The study comes as an update to the initial paper on SCALING SOCIAL ENTERPRISES – A THEORETICALLY GROUNDED FRAMEWORK 2012 on which the four scaling trajectories in BENISI were designed, and it remains under the coordination of Prof. Dr. Christiana Weber.
The initial four strategies evolve and now regroup into four clusters, within which strategies are similar and beyond which differences exist:
- Capacity building: Social programmes are increased from an existing region.
- Strategic expansion: New locations are established, new products/services are introduced, new target groups are addressed and/or geographic expansion is accelerated.
- Contractual partnerships: New locations are established in collaboration with long-term partners.
- Knowledge dissemination: The social enterprise’s concept/operational model is shared, without expanding the organisation itself.

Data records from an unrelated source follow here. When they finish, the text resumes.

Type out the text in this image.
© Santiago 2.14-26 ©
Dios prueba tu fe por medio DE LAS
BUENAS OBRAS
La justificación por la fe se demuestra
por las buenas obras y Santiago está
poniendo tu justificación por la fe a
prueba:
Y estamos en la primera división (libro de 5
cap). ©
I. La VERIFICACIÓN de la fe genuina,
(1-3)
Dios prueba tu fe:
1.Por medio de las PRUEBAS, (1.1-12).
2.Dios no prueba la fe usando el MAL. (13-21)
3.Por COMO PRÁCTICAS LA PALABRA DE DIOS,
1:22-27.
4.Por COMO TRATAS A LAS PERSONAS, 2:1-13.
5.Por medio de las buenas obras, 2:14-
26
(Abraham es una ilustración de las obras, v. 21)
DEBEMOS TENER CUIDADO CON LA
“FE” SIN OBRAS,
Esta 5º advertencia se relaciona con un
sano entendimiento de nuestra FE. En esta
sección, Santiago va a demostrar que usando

Both research and direct observation show that numerous levers and strategies exist which social enterprises can use in their efforts to achieve scale. Conversely, it is not always evident and has been researched to a lesser extent which of the applied strategies is or is not successful in helping social enterprises reach their goal, and why this is the case. In any event, it can be said that a scaling strategy alone does not determine the success or failure of a social enterprise or social intervention, since the factors that influence success are numerous and their interdependencies complex.
This complexity becomes clear in view of the framework we have developed, which integrates – based on a comprehensive literature review – all organisational and contextual core elements considered relevant in theory and practice for scaling social impact. Given this complexity, the following questions arise:
• Which strategies result under which conditions in successful scaling activities carried out by social enterprises?
• Which success factors should be combined with which strategies? Or:
• Which success factors need to be brought together in which configuration, and how? In short, under which circumstances and in which context will a strategy prove success?
By providing evidence-based findings, this study is intended to aid social entrepreneurs in choosing and implementing suitable (transnational) scaling strategies and making potential supporters more aware of the key elements relating to (transnational) scaling.